SDX solves the problem of isolated data clusters — a constant problem throughout the DoD’s global footprint — by sharing persistent data and metadata across on-demand applications, ensuring that each cluster doesn’t need to be controlled separately. By centralizing security controls, SDX applies policies and practices consistently across all applications, so they don’t have to be reapplied when data is moved or a new application is added into the mix. These are constants in the massive system.
Shared catalog of data, metadata aids compliance requirements
Cloudera Navigator’s user interface uses a shared catalog of data and metadata which makes it easier to meet compliance mandates, something the DoD faces all the time. Mandates may fall under NIST Cybersecurity Framework, the Federal Information Security Management Act, the Health Insurance Portability and Accountability Act (HIPAA), and other regulations. The system supports audits by fast location of data and applications, understanding where data emanated, and tracking how it’s been modified.

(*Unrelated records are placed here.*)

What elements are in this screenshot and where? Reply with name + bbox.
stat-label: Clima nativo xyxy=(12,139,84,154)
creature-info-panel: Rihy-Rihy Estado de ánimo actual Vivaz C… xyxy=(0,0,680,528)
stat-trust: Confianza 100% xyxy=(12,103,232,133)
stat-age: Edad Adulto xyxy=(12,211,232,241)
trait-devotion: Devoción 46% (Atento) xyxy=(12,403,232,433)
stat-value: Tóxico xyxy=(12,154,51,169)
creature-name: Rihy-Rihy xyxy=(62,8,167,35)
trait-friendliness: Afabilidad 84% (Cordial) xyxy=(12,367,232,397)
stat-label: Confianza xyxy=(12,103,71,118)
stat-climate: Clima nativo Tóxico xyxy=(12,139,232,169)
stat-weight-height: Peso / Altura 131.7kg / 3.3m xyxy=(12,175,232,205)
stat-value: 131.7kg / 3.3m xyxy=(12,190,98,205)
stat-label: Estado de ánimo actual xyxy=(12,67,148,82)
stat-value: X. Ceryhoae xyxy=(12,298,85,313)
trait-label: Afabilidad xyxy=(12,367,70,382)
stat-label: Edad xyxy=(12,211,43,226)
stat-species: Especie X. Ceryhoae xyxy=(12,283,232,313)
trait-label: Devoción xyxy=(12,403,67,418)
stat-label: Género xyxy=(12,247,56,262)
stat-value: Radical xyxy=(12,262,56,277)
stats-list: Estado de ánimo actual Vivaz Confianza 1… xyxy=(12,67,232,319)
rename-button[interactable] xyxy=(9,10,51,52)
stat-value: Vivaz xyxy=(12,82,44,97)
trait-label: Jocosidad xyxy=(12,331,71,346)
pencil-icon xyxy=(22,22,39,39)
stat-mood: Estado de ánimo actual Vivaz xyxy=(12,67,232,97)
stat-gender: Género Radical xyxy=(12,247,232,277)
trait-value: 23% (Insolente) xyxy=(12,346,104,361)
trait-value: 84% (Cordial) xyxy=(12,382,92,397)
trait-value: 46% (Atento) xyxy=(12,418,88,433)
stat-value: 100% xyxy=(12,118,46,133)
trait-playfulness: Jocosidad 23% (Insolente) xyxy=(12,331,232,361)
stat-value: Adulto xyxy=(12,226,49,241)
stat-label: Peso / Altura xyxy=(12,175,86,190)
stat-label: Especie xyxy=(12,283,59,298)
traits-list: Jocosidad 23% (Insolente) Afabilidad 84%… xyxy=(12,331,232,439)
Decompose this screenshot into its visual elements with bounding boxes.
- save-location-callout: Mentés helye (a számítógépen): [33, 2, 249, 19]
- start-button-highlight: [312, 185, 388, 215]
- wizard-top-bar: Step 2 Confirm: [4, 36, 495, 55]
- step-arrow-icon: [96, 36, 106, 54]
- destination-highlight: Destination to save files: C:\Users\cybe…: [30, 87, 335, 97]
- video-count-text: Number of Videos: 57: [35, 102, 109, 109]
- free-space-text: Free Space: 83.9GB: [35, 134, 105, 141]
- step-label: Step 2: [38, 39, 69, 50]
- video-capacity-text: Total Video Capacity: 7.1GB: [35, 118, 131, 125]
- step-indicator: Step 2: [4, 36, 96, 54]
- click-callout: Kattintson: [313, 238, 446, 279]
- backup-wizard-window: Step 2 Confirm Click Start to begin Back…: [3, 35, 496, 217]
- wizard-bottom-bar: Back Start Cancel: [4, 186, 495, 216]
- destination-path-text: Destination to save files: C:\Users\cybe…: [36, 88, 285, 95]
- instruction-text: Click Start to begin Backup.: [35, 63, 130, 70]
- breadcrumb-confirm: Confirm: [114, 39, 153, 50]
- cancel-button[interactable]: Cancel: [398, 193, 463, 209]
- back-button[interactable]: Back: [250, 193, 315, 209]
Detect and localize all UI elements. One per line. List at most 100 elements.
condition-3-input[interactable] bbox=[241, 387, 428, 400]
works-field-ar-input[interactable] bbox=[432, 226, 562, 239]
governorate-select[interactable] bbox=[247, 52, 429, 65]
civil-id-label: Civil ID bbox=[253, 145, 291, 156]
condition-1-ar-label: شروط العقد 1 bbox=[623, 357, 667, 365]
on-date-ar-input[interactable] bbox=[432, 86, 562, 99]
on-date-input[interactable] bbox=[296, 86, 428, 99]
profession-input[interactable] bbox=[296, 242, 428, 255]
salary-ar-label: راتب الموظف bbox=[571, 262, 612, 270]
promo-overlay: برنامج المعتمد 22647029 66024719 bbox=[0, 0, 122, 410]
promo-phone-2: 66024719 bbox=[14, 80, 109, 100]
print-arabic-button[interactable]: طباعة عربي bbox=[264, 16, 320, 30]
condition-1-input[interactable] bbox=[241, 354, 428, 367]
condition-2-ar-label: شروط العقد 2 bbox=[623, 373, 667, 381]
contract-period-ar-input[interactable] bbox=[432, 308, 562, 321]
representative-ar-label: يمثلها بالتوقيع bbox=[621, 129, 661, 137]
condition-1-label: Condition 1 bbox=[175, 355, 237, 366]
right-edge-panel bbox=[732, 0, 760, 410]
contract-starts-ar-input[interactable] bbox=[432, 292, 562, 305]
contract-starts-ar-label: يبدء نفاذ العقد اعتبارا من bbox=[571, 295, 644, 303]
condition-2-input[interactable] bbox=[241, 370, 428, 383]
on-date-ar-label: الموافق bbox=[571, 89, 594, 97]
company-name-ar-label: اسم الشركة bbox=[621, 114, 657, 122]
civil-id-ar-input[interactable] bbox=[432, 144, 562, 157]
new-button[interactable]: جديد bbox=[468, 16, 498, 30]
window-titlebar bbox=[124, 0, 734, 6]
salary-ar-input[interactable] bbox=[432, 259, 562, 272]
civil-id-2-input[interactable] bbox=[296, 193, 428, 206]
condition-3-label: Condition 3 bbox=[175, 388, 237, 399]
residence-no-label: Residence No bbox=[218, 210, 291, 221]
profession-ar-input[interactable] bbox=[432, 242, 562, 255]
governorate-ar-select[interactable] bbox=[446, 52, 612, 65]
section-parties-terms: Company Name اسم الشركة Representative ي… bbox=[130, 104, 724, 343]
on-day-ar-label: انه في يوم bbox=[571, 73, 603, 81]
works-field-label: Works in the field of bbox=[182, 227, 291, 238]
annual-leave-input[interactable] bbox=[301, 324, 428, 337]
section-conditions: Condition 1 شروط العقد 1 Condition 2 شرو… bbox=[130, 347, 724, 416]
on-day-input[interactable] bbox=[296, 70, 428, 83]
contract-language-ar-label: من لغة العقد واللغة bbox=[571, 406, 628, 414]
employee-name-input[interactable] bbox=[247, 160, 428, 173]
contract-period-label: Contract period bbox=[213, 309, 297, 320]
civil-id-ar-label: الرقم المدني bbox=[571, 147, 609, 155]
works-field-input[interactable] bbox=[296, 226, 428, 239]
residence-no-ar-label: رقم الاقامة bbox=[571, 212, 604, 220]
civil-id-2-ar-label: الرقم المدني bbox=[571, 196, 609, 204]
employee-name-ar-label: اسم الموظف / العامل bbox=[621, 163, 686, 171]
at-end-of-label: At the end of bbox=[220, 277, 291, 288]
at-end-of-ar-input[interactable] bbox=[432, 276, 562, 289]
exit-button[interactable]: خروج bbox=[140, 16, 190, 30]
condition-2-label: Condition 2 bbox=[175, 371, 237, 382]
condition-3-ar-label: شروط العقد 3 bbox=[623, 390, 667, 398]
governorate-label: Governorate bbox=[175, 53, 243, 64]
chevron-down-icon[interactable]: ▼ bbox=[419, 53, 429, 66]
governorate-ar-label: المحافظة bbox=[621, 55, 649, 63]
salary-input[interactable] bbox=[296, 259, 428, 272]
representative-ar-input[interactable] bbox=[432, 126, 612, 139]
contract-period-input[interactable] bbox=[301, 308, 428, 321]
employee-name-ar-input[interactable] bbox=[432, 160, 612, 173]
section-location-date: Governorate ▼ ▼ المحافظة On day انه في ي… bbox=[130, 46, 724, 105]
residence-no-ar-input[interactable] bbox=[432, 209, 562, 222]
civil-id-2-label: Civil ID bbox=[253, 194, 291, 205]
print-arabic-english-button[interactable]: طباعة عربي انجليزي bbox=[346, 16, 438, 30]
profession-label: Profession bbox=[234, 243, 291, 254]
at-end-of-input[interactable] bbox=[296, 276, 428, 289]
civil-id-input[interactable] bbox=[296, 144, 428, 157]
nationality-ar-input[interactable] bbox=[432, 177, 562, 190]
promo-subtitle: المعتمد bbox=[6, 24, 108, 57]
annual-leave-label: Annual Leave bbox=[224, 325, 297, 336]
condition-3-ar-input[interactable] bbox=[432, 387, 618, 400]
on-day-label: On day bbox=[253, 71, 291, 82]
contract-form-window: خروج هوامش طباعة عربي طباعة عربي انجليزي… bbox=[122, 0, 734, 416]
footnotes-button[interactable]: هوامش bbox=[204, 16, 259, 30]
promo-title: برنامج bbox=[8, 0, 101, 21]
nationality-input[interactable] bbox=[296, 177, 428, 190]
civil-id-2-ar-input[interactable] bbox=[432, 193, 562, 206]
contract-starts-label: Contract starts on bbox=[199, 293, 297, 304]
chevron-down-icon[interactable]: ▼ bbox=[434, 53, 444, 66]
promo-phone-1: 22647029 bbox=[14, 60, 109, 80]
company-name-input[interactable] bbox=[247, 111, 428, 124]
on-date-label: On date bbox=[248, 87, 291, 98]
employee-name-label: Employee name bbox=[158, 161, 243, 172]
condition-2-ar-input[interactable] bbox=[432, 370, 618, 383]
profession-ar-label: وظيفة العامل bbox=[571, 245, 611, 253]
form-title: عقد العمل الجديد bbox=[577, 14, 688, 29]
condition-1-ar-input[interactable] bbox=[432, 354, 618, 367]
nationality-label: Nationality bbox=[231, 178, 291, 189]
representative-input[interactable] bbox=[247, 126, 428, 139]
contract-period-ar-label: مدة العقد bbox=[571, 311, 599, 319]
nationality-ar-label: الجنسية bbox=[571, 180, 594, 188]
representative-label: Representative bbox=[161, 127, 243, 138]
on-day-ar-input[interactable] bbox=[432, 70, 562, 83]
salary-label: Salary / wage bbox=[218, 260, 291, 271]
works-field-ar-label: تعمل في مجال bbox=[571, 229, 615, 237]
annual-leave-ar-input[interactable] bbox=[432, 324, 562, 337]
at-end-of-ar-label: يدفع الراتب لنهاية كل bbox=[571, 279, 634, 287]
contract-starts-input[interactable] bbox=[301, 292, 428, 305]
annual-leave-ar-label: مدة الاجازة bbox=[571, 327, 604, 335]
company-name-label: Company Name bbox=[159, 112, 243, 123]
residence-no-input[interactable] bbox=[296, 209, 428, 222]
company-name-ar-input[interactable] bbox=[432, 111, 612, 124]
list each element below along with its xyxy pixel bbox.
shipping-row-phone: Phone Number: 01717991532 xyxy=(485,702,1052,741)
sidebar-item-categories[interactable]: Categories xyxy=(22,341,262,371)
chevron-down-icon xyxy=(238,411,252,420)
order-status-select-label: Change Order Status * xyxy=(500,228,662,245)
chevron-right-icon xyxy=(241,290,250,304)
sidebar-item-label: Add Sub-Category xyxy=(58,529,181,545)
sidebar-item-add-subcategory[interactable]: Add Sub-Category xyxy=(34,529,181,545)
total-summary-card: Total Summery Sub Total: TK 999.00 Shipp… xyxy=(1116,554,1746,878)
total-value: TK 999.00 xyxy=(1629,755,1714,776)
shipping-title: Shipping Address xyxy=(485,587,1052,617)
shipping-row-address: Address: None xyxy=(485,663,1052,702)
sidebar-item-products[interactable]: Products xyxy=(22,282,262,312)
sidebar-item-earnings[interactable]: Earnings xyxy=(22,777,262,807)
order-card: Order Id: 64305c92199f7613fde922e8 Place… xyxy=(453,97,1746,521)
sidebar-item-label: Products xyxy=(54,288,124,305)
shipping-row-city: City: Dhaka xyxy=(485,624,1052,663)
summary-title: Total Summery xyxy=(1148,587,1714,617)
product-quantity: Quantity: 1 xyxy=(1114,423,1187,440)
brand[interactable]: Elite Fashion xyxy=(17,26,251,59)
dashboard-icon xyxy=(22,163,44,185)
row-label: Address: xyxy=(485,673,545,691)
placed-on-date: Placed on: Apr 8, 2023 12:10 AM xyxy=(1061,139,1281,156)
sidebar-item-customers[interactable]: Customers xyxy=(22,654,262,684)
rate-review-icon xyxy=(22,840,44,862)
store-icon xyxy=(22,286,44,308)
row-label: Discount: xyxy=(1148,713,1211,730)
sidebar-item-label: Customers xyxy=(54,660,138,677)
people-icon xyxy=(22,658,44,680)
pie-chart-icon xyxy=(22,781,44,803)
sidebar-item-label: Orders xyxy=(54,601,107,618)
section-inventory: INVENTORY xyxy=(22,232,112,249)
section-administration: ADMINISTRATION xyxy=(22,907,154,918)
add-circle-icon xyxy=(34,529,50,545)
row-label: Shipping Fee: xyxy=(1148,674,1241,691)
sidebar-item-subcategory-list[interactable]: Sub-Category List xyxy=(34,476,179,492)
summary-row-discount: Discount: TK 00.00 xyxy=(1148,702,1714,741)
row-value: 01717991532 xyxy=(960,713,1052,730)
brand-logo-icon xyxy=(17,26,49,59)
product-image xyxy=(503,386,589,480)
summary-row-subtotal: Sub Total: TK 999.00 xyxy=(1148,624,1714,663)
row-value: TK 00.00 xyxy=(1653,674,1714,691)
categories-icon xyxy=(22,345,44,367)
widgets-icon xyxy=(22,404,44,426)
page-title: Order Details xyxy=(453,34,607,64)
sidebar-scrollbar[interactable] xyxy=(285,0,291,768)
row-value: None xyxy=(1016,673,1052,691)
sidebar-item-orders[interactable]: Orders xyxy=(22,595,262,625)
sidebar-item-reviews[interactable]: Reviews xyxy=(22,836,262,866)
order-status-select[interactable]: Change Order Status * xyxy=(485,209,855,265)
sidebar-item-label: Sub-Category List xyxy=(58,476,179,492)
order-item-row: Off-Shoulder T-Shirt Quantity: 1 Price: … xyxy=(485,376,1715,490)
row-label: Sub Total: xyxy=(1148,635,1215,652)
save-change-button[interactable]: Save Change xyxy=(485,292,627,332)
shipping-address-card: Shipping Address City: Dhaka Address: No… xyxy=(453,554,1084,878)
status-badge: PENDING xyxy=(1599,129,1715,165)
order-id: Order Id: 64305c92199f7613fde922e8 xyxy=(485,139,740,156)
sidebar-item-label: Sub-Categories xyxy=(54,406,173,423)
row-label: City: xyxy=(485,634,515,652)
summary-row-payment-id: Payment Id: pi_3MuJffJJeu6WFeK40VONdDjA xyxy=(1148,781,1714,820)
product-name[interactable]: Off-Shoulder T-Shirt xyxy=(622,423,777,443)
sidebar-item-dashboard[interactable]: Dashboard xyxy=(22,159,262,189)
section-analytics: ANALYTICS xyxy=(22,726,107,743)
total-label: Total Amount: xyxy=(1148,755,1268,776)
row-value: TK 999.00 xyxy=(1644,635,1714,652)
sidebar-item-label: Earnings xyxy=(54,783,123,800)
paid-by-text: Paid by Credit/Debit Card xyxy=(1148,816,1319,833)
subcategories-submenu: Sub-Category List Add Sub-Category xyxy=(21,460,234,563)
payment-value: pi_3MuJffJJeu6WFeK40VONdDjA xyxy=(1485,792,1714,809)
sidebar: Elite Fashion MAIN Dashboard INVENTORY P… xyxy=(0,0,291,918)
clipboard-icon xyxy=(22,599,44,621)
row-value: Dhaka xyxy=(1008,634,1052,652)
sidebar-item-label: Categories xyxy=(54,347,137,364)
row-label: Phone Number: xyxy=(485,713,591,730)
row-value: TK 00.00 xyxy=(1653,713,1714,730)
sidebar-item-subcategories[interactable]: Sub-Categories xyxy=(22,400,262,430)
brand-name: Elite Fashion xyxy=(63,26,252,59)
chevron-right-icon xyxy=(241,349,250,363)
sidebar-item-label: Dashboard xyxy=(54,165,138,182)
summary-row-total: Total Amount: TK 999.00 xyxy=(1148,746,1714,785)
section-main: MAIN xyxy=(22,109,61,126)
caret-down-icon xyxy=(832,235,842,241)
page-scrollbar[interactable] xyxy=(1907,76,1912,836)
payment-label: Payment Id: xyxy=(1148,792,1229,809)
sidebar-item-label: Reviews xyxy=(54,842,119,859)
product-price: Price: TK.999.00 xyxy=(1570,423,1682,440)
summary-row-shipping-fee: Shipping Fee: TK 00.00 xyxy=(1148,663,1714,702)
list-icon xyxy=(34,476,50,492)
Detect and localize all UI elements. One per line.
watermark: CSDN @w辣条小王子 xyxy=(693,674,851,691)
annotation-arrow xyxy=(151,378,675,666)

Finally, SDX supports multiple public and private cloud environments, as well as single-tenant, bare-metal configurations.
Using Cloudera’s engine, Cerner manages more than 2 petabytes of data in support of both patient and financial matters for numerous clients.
“Cloudera provides a holistic view of our whole environment, and allows us to manage multiple clusters from a central point,” said David Edwards, Vice President and Fellow at Cerner.
Collecting and analyzing data from almost unlimited sources allows clients to create a far more complete picture of patients, their conditions, and treatments. “We’re able to achieve much better outcomes, both patient-related and financial, than we ever could by just looking at pieces of the puzzle individually,” said Ryan Brush, Senior Director and Distinguished Engineer for Cerner.
The EHR is rolling out location by location
Despite the COVID-19 pandemic, MHS Genesis is currently live and operational across more than 600 military treatment facilities with more than 42,000 total active users, according to DoD officials. Twelve more states came online in April, and the project is about one-third of the way finished, but there are still hundreds of installations to go.
The DOD EHR rollouts are being deployed across the U.S. and overseas through a total of 23 waves. Each wave will target a specific region over one year, with an average of three hospitals and numerous physical locations for each wave. This approach enables the DOD to take full advantage of lessons learned from prior waves to maximize subsequent waves’ efficiencies. Full deployment of MHS Genesis is expected by the end of calendar year 2023, according to the DoD.
Even though the DoD feels confident in its deployment process at this point, there’s still plenty more to learn, according to Brig. Gen. George Appenzeller, the Defense Health Agency’s assistant director for combat support.
“I think what we’re learning is less drastic each time. But every time we do something new, we find new things that we can do better, better ways of training, additional things that we need to work on,” Appenzeller said. “That’s why we have the informatics team so heavily involved with our clinicians — with weekly calls leading up to any rollout with all the commanders to go over all of the things that they can and can’t do.
“One of the most impressive things is the data management capabilities: We can actually see how much time people are spending in the record during duty hours, after duty hours. What we’ve found is that what some people colloquially call ‘pajama time’ — after duty charting — has gone way down in the locations that have Genesis. That means that not only is the safety getting better, but providers are getting home to their families. And a rested, happy provider is a much more productive provider who takes better care of our patients.”